Adriana Paz adiciona mais profundidade, interpretando Epifanía, uma personagem que cruza o caminho de Emilia em um momento crucial. Juntas, o elenco forma uma irmandade cinematográfica, tanto dentro quanto fora das telas, exaltando o poder transformador da narrativa.

Uma odisseia musical

Central para “Emilia Pérez” está sua identidade como musical, com composições originais dos franceses Clément Ducol e Camille. A coreografia do filme, uma fusão de movimentos explosivos e ressonância emocional, complementa visceralmente a narrativa.
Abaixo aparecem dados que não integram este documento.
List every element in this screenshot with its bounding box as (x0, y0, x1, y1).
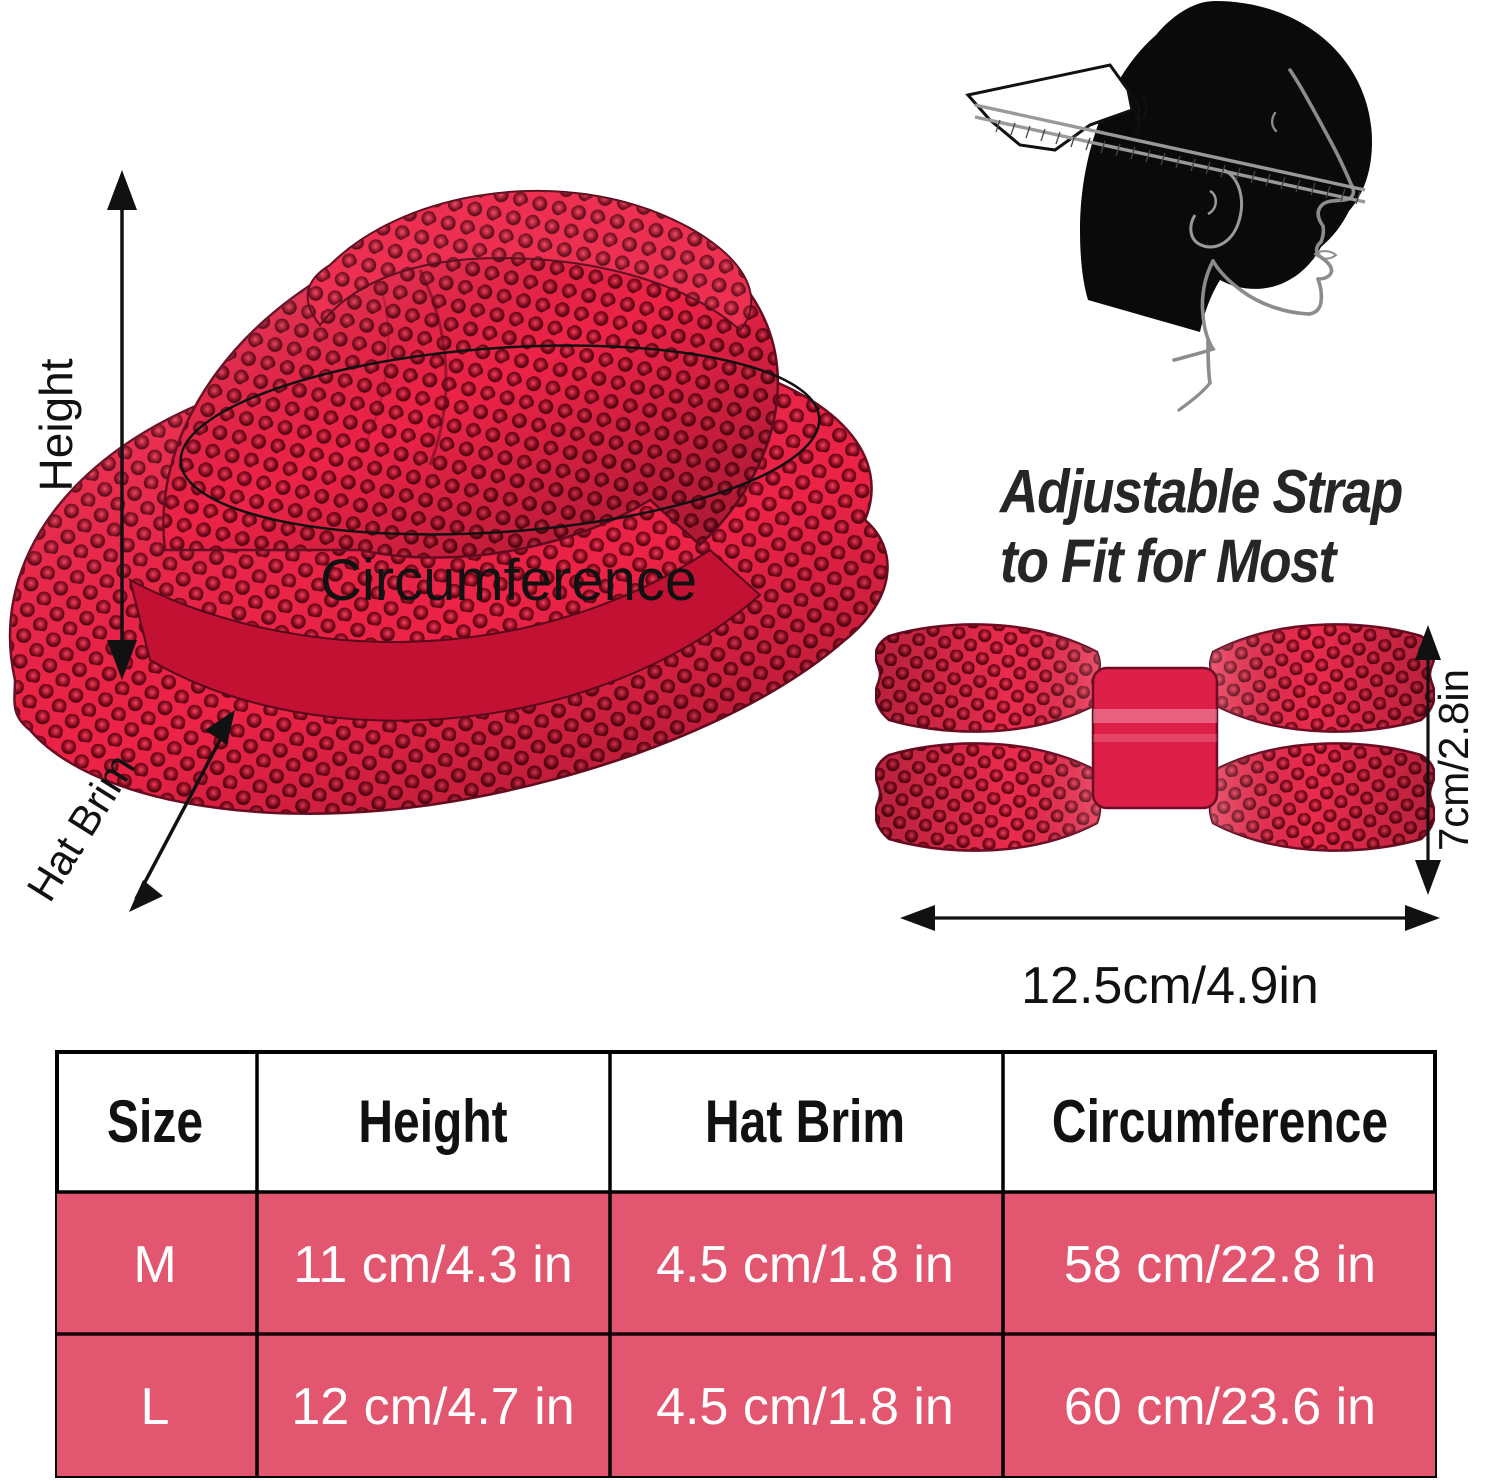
svg-text:L: L (141, 1378, 170, 1436)
svg-text:12 cm/4.7 in: 12 cm/4.7 in (291, 1378, 574, 1436)
svg-text:12.5cm/4.9in: 12.5cm/4.9in (1021, 957, 1319, 1015)
svg-text:4.5 cm/1.8 in: 4.5 cm/1.8 in (656, 1236, 954, 1294)
svg-text:Hat Brim: Hat Brim (705, 1088, 905, 1155)
svg-text:Circumference: Circumference (320, 548, 697, 613)
svg-text:58 cm/22.8 in: 58 cm/22.8 in (1064, 1236, 1376, 1294)
svg-text:11 cm/4.3 in: 11 cm/4.3 in (293, 1236, 572, 1294)
svg-text:60 cm/23.6 in: 60 cm/23.6 in (1064, 1378, 1376, 1436)
svg-text:Circumference: Circumference (1052, 1088, 1388, 1155)
svg-text:Height: Height (358, 1088, 507, 1155)
svg-text:Size: Size (107, 1088, 203, 1155)
svg-text:Height: Height (32, 358, 82, 491)
svg-text:Hat Brim: Hat Brim (17, 746, 143, 909)
svg-text:4.5 cm/1.8 in: 4.5 cm/1.8 in (656, 1378, 954, 1436)
svg-text:M: M (133, 1236, 176, 1294)
svg-text:7cm/2.8in: 7cm/2.8in (1430, 669, 1477, 851)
Gascón, que admite não ser cantora profissional, enfrentou o desafio de interpretar canções em dois registros vocais distintos para refletir a dualidade de sua personagem. “Foi um desafio para mim porque não sou cantora,” explicou, mas ela abraçou as exigências como uma extensão de sua arte.

“Emilia Pérez” desafia categorizações tradicionais. É um musical, um drama policial, uma comédia e uma narrativa inspirada em telenovelas, tudo ao mesmo tempo. A direção de Audiard abraça essa fluidez, criando um filme que celebra a quebra de convenções. O próprio diretor descreve o projeto como uma evolução da narrativa: “Não acho que devamos tentar defini-lo mais por gênero.”

O compromisso do filme com a autenticidade e a inovação também se reflete em sua exploração temática de identidade. Ele não evita as complexidades da transição, optando por mergulhar profundamente nas camadas interseccionais de transformação pessoal e social.

Os prêmios para “Emilia Pérez” destacam sua importância cultural. A vitória em Cannes marcou um momento histórico para Gascón e a indústria cinematográfica. Seu discurso de aceitação, carregado de emoção, abordou as lutas e triunfos da comunidade trans. “Todos nós temos a oportunidade de mudar para melhor,” declarou no palco principal do evento.

“Emilia Pérez” é um testemunho do poder da arte de desafiar, provocar e inspirar. Reunindo um diretor visionário, um elenco destemido e uma narrativa inovadora, o filme transcende a tela. Para Gascón, a experiência foi transformadora, tanto profissional quanto pessoalmente. “Este é o melhor trabalho que já fiz na minha vida,” admitiu, um sentimento compartilhado por públicos e críticos cativados por sua jornada extraordinária.

À medida que o filme alcança públicos mais amplos por meio de plataformas de streaming como a Netflix, onde o filme foi distribuído nos EUA, seu impacto promete crescer. Afinal, “Emilia Pérez” é uma celebração de resiliência, arte e do espírito humano indomável. Tudo que o Oscar, que deve expandir o alcance do longa, adora.